3.2. L'ÉROSION GLACIAIRE
Les glaciers usent la roche par abrasion, c'est-à-dire par frottement des particules charriées sur le lit rocheux ou contre les parois. Ce polissage se caractérise par les bosses arrondies des roches « moutonnées » ou les stries et cannelures gravées dans la roche, bien visibles dans les vallées glaciaires. La glace arrache des fragments de la roche en place séparés par des fissures. Elle entraîne des débris de toute taille, grains de sable et blocs, qui constituent la moraine de fond.

L'eau de fusion estivale, qui ruisselle à la surface des glaciers avant de disparaître dans les crevasses, forme un torrent sous-glaciaire responsable du creusement de sillons étroits et profonds, véritables traits de scie, repérés sous les glaciers alpins.
Les langues glaciaires transportent les cailloux et les rochers tombés des versants. Accumulés en bourrelets au bord du glacier, ces débris forment les moraines latérales, qui se réunissent en une moraine médiane en aval de la confluence de deux glaciers.

Le glacier est cerné à son extrémité par une moraine terminale, ou frontale, de forme arquée (vallum morainique), d'où s'échappe le torrent issu des eaux de fonte. Le remaniement des matériaux morainiques et leur étalement par les eaux courantes aboutit à la constitution de cônes fluvio-glaciaires en aval des glaciers de montagne ou de piémont, et de plaines sableuses en aval des inlandsis.

3.3. LE MODELÉ GLACIAIRE
La fonte des glaciers fait apparaître le modelé glaciaire. En montagne, les crêtes étroites, hérissées d'aiguilles, correspondent aux cloisons rocheuses limitant l'amphithéâtre des anciens cirques glaciaires. Un lac en occupe souvent le fond.

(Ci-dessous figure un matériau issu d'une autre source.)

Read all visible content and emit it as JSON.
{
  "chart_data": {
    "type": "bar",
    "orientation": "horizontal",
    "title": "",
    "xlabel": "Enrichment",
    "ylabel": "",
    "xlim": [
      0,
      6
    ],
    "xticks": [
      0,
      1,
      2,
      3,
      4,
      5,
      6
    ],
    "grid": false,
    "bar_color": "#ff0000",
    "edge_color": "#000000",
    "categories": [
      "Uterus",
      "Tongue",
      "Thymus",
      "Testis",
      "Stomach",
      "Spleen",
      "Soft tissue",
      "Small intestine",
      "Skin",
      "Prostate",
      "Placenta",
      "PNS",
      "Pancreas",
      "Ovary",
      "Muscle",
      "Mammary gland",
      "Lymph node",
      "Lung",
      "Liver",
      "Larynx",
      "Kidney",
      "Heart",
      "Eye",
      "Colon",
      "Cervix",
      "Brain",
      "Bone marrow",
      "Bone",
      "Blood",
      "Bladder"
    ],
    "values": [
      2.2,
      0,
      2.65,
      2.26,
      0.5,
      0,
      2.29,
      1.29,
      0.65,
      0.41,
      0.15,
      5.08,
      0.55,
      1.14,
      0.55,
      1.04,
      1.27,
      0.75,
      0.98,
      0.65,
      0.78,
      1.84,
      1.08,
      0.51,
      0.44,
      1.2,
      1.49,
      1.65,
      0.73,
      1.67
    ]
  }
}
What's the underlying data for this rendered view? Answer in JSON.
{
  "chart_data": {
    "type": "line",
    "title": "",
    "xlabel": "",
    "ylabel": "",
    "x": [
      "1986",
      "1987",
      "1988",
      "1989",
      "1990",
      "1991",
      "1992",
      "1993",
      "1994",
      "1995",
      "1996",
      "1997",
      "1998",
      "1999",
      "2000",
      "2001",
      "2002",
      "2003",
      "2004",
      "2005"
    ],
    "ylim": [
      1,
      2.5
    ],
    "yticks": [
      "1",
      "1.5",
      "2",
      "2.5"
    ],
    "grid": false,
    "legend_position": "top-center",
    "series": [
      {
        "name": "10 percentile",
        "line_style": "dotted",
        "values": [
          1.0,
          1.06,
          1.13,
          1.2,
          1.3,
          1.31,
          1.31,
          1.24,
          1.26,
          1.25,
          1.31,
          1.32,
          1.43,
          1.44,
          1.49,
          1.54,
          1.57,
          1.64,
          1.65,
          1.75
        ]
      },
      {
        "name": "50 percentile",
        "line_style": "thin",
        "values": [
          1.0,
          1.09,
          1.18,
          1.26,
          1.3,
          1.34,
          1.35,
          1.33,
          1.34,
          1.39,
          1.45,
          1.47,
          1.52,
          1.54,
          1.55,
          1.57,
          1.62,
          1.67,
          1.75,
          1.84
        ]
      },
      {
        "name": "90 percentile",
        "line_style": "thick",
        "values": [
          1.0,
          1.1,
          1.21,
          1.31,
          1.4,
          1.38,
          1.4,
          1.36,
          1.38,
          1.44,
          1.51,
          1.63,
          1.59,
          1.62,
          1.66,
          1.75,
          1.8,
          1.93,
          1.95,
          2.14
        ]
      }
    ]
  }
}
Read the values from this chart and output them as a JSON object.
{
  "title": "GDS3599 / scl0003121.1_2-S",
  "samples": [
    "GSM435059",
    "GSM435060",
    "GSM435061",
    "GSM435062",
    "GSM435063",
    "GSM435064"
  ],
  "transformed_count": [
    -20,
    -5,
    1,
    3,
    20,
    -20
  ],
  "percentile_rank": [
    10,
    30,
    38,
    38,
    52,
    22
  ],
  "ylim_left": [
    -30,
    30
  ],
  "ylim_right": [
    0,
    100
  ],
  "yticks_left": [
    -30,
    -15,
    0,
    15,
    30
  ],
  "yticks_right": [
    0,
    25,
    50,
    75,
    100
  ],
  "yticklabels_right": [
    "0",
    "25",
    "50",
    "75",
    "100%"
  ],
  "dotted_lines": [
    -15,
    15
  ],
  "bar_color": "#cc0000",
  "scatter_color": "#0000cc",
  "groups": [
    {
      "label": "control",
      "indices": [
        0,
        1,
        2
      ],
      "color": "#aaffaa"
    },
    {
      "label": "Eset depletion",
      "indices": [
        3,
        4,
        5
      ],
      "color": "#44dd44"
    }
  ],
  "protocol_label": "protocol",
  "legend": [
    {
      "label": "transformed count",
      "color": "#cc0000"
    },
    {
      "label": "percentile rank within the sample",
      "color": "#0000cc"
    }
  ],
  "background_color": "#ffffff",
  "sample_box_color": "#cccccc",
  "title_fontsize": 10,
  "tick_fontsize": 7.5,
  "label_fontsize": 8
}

L'ancienne vallée glaciaire présente des versants raides et, dans un premier temps, un fond irrégulier. Le glacier a creusé des cuvettes, ou ombilics, dans les roches tendres, laissant subsister dans les roches dures des bosses qui forment des verrous. Ces derniers peuvent retenir des eaux lacustres, dont les exutoires scient des gorges à travers les barres rocheuses. Puis le colmatage des cuvettes par les alluvions lacustres ou torrentielles aboutit à la formation d'une plaine alluviale. Les grandes vallées présentant alors la forme d'un « U » (versants raides et fond plat) sont appelées auges glaciaires. Les grands glaciers, épais de plusieurs centaines de mètres, ont creusé des vallées plus profondes que celles de leurs affluents. Après la déglaciation, le fond de l'auge principale se trouve en contrebas des auges secondaires. Celles-ci apparaissent suspendues, et les torrents qui les occupent rejoignent le cours d'eau principal par des cascades ou par des gorges de raccordement.
À l'exception des fjords (anciennes auges profondes envahies par la mer), les reliefs rabotés par les inlandsis présentent des bosses arrondies et des cuvettes occupées par des lacs (on en compte plus de 100 000 en Finlande). Les Grands Lacs du Saint-Laurent ont une origine identique. La bordure des anciens inlandsis est jalonnée par des collines morainiques, telles les croupes baltiques. Les moraines de fond ont créé de vastes plaines souvent marécageuses, dont la monotonie est rompue par des buttes ovoïdes façonnées sous la pression de la glace ou par des bourrelets sinueux, longs de plusieurs kilomètres, œuvre des torrents sous-glaciaires.